Thursday, 2 July 2026

Committees

Electoral Matters Joint Committee; Report

4:04 pm

Photo of Ross CadellRoss Cadell (NSW, National Party, Shadow Minister for Water) | Hansard source

To continue the remarks of Senator Canavan, it is disappointing. I've similarly stood on plenty of polling booths where groups of one organisation have a belief in their candidate or in one sort of thing. The unions believe, for better or worse, that the ALP better represents them, so they come out and stand on their booths. There is nothing wrong with that. I would prefer they didn't—I'd like to stay at home and have a beer and watch the footy—but they come out because that represents their belief. If a church or a group of people come out because a different party represents their belief and values, that is a good thing. I stood on a booth where people from the same organisation preferred a different candidate than the coalition candidate, and they handed out for that candidate—not ours—because they preferred that candidate. That is their right. I might have been annoyed at that and preferred they stay home, but they did not. If we go down the path of prosecuting people for standing behind their beliefs, what has this country become? If people have to be mute, remain silent and sit on their hands rather than strive for the country they want, strive for the values they want and strive for the government they want, that is wrong. If I tell the union movement they should no longer be allowed to come out and hand out on ballot papers, that is wrong. GetUp annoy me because they don't run candidates but they're happy to go to polling booths and hand out material, but if I tell them they can't do that, that is wrong.

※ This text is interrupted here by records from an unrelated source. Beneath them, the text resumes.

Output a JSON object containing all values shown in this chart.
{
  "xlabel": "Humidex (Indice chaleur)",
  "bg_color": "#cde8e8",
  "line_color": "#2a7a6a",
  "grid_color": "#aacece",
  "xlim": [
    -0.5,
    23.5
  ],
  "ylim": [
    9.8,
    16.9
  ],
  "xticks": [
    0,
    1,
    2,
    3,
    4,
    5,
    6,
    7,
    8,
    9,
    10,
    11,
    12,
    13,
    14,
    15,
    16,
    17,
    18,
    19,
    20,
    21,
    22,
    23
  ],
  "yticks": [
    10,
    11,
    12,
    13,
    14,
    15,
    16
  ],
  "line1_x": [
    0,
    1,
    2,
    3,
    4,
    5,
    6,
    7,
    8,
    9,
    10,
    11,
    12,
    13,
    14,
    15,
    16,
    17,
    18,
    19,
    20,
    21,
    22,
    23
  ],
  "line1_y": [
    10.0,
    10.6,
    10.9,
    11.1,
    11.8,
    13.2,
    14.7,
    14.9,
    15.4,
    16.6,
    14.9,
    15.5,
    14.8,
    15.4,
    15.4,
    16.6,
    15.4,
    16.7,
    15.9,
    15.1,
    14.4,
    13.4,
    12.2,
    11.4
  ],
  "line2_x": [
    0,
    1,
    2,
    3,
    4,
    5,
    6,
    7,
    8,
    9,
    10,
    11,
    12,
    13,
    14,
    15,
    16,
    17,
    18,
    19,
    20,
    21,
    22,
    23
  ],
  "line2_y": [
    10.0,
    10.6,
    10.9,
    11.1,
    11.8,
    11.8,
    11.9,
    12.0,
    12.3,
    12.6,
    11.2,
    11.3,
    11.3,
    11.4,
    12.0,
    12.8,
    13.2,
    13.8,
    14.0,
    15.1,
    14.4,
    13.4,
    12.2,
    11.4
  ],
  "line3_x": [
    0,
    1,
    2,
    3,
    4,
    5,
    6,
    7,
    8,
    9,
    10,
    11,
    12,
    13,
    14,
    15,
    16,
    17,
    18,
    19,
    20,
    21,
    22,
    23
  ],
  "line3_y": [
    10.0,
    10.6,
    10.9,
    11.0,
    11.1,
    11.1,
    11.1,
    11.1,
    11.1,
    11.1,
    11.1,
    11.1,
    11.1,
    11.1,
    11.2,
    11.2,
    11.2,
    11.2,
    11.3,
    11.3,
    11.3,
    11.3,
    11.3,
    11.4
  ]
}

We should be careful about including only those people that agree with us in the democratic process, because that isn't a democratic process; that is the first step towards dictatorship. Using a report—using a process—to go after people of belief or people with values, whether you agree with them or not, is the wrong thing to do. That is censorship. It is horrific, and I don't want to see it. I also see members from the other place who highlighted the effect of this group behind another community group. The Brethren out in the seat of Calare ran and funded their own rapid response team given the lack of emergency services. It was called the Rapid Relief Team. The local member there, Mr Andrew Gee, highlighted and praised their activities in saving people during the Eugowra floods and put on his social media how it was great to see people come together for their community. He thought it was a good thing when that same group of people, being community focused, were doing a good thing for the community, but as soon as one handed a 'how to vote' card out for someone other than him, they were 'bad people'. That is wrong. Let us not go down the path of choosing who can participate in democracy. Let's not go down the path of saying people are good when they do things you want and bad when they don't.